Seit heute hat 3VC einen neuen Partner: Marius Istrate. Der gebürtige Rumäne ist bei dem Venture-Capital-Unternehmen kein Unbekannter. Seit 2020 war er bereits als Scout und Venture Partner für den Wiener VC aktiv, wobei sein Fokus auf den Bereichen Personal, Talent und Organisationsentwicklung lag. Istrate wird laut Aussendung durch die Partner-Rolle nun tief in die Deal-Evaluierung und die Skalierung des Portfolios eingebunden.

Erfahrung aus Hypergrowth und Angel-Investments

Istrate bringt sowohl operative als auch investorenseitige Erfahrung mit. Als Chief People Officer begleitete er den Software-Konzern UiPath bis zur Pre-IPO-Phase und baute die dortigen HR-Strukturen auf. Zudem investierte er in den vergangenen sechs Jahren als Business Angel in 28 Startups in Rumänien, Ungarn, Kroatien und Estland und leitete die rumänische Angel-Gruppe TechAngels.

„In einer Zeit, in der der Wettbewerb für VC-Firmen härter wird, ist es wichtig, dort beizutragen, wo wir am stärksten sind“, sagt Istrate. Er wird weiterhin von Bukarest aus agieren. Eva Arh, Managing Partner bei 3VC, ergänzt: „Ihn voll an Bord zu haben, ist ein großer Gewinn für unsere Gründer und Investoren.“

Prominentes Portfolio – darunter Emmi AI

Das in Wien ansässige VC-Unternehmen, das anfangs unter dem Namen capital300 firmierte, verfolgt eine fokussierte Anlagestrategie in den Regionen DACH, CEE und dem Baltikum. 3VC konzentriert sich dabei primär auf ausgewählte Technologie-Startups ab der Series-A-Phase.

Ein prominentes Beispiel aus dem Portfolio ist das Linzer Startup Emmi AI, in das der Risikokapitalgeber investiert war.
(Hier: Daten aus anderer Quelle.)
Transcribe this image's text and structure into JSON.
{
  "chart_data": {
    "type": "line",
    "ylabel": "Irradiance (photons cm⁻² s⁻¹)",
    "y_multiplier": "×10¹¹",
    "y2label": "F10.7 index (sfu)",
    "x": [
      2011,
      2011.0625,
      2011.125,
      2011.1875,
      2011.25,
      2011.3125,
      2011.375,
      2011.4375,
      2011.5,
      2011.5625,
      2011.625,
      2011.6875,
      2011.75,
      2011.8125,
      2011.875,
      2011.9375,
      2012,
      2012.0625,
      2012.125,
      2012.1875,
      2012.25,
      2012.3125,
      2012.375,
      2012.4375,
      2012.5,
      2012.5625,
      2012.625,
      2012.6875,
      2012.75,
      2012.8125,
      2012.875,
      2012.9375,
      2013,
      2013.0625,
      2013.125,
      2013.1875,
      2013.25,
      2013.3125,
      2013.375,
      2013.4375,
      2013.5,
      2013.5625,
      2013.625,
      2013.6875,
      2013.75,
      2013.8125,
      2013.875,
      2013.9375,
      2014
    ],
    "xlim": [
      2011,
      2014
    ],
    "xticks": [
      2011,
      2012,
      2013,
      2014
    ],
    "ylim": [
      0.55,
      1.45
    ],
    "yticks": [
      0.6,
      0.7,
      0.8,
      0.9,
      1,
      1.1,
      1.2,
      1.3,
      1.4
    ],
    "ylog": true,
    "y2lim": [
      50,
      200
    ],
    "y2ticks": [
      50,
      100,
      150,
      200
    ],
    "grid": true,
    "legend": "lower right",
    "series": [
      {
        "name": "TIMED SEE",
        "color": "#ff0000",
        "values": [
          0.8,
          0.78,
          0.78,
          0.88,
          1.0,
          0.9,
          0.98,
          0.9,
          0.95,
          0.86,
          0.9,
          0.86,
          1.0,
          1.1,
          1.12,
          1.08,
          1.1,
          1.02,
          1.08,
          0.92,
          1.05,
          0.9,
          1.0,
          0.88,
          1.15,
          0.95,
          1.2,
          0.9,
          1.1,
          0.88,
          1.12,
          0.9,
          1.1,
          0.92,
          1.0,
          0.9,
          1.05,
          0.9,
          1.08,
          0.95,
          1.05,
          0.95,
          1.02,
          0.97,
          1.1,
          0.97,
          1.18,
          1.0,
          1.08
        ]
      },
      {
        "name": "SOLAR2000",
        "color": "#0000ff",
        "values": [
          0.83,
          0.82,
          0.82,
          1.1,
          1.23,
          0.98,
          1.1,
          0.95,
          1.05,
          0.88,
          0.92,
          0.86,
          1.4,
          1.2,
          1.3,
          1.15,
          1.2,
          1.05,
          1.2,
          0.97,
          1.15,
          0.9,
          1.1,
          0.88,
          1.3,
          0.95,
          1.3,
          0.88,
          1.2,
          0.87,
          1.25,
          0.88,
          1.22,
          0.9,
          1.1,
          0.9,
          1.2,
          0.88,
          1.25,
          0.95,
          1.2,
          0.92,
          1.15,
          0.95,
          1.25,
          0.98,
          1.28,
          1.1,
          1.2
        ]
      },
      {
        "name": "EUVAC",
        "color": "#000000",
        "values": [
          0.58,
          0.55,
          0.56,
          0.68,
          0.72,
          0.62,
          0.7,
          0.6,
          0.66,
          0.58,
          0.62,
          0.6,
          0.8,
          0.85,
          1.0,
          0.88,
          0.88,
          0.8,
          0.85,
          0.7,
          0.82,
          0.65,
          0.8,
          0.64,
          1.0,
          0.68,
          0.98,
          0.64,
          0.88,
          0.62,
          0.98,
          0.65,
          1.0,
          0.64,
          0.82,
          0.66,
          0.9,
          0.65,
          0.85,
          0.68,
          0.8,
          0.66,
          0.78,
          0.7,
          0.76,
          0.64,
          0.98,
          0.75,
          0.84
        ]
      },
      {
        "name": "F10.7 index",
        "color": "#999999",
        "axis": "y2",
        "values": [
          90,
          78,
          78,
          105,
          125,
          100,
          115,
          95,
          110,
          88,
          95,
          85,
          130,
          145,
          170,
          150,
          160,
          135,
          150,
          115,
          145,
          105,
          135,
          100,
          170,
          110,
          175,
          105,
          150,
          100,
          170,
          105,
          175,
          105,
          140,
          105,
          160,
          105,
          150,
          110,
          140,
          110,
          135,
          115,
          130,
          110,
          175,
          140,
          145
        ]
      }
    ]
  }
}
Die auf KI-Simulationen spezialisierte Firma sicherte sich 2025 ein Millioneninvestment und legte kürzlich einen Mega-Exit hin, als sie vom französischen KI-Unternehmen Mistral übernommen wurde. Neben Emmi AI zählen auch Unternehmen wie Storyblok und fynk zum Portfolio des Fonds.